Among these are privatization and reduction of state
involvement in economic activity – including
the privatization of the insurance, ports and telecommunications.
Important initiatives are being undertaken to improve
the functioning of labour and land markets. A comprehensive
program to reform and update commercial laws has also
made headway.
Major reforms in the
financial sector have commenced. The Central Bank
is being modernized with adequate powers to maintain
economic and price stability and the safety of the
financial system. The supervisory and regulatory framework
is being strengthened to ensure stability of the financial
system with the continuing liberalization of the economy.
Action has also commenced to improve and modernize
the payments system by introducing gross settlements
in real time and scripless transactions of government
securities by the fourth quarter of this year.
Challenges
and Prospects
The Government’s
broad policy framework emphasizes the development
of the island nation as a regional hub for trade,
transport, finance, communications and other services.

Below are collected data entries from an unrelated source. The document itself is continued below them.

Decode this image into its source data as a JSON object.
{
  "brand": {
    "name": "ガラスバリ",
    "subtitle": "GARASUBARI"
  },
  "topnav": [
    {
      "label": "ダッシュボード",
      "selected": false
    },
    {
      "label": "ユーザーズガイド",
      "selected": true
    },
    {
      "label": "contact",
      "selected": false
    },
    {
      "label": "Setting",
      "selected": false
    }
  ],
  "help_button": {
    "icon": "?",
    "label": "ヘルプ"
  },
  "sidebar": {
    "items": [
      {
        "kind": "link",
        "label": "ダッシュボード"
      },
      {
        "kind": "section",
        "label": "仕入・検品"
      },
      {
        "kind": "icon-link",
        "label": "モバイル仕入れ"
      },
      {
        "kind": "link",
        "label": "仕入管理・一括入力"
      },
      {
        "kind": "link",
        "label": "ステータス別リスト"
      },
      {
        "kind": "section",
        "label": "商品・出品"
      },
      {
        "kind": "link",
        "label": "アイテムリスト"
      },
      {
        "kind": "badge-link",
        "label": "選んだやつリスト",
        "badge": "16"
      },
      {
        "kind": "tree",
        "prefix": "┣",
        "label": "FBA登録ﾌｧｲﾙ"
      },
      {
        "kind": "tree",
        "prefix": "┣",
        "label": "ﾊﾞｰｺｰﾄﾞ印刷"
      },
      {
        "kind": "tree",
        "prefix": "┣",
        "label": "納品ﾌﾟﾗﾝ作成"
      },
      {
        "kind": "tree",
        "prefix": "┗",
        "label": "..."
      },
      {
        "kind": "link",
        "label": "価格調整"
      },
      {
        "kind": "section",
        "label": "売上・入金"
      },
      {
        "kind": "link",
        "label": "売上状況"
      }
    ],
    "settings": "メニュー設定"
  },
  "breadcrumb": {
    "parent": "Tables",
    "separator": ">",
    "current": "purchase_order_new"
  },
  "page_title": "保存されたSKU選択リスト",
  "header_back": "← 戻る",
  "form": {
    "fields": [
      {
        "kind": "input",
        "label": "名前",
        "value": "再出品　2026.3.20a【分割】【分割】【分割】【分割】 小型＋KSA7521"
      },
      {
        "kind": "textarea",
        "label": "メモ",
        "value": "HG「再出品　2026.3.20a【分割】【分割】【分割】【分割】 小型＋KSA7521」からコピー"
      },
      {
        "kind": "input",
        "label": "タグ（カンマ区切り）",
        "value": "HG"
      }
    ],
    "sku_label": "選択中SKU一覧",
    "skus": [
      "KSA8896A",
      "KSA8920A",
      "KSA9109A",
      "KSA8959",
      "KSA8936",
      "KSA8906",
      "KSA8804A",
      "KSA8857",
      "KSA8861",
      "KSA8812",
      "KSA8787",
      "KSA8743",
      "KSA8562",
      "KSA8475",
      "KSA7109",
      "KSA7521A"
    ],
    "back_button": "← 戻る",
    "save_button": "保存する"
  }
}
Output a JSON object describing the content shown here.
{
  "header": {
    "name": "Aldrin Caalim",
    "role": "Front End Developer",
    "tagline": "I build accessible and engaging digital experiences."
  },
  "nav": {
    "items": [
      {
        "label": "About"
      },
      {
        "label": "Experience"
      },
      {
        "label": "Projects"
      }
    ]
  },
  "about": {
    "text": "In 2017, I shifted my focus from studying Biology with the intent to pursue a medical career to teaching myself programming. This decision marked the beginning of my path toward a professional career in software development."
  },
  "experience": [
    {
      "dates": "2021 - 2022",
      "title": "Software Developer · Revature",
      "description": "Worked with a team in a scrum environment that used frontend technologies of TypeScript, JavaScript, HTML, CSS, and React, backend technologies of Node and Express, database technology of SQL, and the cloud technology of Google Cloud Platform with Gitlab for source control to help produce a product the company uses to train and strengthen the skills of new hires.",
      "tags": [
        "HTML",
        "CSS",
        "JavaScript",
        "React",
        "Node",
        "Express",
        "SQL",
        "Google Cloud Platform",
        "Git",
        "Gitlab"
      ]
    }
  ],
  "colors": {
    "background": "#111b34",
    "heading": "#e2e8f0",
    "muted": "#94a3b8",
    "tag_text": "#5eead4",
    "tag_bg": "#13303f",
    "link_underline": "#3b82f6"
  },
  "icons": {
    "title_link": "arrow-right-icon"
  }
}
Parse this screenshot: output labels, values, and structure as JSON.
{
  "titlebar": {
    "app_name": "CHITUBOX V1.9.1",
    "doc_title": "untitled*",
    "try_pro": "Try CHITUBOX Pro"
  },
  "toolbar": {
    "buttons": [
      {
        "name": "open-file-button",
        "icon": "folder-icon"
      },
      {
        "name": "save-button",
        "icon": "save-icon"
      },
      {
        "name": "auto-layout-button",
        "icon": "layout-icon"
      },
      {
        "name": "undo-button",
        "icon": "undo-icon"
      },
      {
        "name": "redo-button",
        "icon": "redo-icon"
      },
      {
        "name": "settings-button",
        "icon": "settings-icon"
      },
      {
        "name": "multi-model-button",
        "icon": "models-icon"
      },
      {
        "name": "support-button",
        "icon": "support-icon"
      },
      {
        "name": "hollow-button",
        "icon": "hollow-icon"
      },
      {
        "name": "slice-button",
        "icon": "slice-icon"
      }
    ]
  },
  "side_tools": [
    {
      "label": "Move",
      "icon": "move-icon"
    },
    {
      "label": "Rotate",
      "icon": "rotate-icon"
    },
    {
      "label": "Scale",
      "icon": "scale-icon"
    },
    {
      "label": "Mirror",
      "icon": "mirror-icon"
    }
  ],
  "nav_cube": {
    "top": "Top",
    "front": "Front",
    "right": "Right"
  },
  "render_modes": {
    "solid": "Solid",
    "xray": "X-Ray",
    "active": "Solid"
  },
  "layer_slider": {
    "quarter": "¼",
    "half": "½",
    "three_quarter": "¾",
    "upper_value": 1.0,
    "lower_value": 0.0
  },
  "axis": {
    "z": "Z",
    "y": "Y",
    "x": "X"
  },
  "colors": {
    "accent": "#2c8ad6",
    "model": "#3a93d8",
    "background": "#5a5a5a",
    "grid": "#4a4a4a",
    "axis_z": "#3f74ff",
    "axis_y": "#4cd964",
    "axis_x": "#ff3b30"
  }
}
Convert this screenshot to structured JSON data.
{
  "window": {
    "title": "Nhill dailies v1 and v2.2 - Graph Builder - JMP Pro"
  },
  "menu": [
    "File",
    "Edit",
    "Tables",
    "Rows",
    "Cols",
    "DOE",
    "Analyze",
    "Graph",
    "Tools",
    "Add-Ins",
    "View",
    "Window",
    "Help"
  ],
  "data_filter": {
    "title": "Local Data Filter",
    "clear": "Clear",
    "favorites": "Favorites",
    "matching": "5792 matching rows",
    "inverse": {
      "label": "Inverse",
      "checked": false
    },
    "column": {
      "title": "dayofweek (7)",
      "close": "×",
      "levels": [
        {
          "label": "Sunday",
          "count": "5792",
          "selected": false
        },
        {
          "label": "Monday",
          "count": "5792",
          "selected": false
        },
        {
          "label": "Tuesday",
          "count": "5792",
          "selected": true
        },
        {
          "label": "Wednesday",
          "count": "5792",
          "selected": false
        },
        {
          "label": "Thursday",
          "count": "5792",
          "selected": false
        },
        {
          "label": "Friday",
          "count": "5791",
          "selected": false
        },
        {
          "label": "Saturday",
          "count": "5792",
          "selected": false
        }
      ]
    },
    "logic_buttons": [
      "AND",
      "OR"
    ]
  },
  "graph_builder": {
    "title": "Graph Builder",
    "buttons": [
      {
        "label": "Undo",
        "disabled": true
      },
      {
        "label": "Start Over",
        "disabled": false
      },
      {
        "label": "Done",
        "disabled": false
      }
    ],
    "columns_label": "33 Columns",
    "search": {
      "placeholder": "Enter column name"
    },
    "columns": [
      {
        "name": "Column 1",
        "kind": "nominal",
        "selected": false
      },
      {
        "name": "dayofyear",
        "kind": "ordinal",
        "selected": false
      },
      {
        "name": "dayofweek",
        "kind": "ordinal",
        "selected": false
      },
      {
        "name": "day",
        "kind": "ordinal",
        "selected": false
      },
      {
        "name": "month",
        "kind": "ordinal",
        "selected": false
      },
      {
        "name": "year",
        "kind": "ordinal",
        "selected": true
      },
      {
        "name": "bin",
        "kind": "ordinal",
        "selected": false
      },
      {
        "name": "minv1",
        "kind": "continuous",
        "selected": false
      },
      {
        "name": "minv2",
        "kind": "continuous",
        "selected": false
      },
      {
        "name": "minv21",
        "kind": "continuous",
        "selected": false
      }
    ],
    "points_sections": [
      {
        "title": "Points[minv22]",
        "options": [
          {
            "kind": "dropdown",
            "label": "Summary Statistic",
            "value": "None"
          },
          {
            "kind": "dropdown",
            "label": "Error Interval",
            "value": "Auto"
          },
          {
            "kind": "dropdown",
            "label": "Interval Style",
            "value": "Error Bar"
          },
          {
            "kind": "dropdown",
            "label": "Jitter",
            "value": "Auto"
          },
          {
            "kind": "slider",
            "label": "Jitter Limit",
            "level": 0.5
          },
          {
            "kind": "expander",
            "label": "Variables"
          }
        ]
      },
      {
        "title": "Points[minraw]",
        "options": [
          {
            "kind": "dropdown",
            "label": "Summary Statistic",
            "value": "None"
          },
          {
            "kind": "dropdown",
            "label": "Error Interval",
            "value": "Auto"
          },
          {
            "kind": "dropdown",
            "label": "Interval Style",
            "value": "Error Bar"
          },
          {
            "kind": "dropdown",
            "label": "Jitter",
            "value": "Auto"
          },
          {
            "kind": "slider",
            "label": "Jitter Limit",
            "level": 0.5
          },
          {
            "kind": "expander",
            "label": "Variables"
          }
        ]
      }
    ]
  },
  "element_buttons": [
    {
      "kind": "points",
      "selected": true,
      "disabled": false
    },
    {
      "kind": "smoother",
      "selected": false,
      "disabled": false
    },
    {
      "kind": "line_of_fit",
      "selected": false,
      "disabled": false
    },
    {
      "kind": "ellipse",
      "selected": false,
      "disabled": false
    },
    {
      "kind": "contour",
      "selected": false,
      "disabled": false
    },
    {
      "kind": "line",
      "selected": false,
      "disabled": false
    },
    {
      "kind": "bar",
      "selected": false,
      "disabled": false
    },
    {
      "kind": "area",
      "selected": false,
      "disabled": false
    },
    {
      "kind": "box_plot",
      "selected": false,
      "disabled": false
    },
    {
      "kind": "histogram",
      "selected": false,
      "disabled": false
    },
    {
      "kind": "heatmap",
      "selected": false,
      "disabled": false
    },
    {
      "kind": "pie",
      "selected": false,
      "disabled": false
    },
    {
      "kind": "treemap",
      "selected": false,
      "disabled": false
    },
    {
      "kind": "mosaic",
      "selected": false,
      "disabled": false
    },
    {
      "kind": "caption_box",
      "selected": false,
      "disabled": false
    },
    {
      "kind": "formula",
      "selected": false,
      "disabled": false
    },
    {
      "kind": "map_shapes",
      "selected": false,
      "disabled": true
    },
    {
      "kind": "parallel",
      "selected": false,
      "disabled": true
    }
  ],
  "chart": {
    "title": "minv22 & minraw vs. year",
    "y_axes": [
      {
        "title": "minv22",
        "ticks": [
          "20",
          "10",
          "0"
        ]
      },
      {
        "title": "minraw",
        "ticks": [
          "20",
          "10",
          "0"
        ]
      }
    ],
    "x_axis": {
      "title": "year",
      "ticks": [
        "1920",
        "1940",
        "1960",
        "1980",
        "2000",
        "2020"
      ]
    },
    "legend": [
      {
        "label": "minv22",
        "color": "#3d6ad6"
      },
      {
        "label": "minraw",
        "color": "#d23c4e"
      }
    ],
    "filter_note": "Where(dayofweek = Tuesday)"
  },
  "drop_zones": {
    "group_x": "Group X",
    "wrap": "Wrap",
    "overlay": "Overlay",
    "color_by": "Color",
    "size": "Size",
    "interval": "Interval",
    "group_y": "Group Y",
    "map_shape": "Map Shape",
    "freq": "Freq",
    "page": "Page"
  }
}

As explained in RSL, the e-Sri Lanka initiative will
enable the country to participate in and benefit from
the ICT revolution.
Having identified
local regional disparities in income and opportunity
in Sri Lanka as the major cause of conflict, the Government
emphasizes raising agricultural productivity, small
and medium business development, tourism, and education
and labor market reforms as major means of providing
increased opportunities throughout the country.
The restoration of
the economy of the strife-torn North and East will
be a major challenge. The implementation of the rehabilitation
program will enable the attainment of the considerable
economic potential of the region after the cessation
of hostilities. However, durable peace will only be
realized when the people in the affected areas are
provided with opportunities to freely engage in gainful
economic activity.
The availability of
concessional funds would facilitate the relief, rehabilitation
and reconstruction efforts of the government and help
to improve infrastructure facilities throughout the
country and to implement deep economic reforms. This
would enable the country’s economic growth rate
to rise to such level that the need for Sri Lanka
to seek international financial assistance would decline
in the medium-term as domestic resources would increase
and the economy would become more resilient.
We are confident that
with the policies in place, and the support of the
international community, Sri Lanka’s goal of
sustainable economic development will be achieved.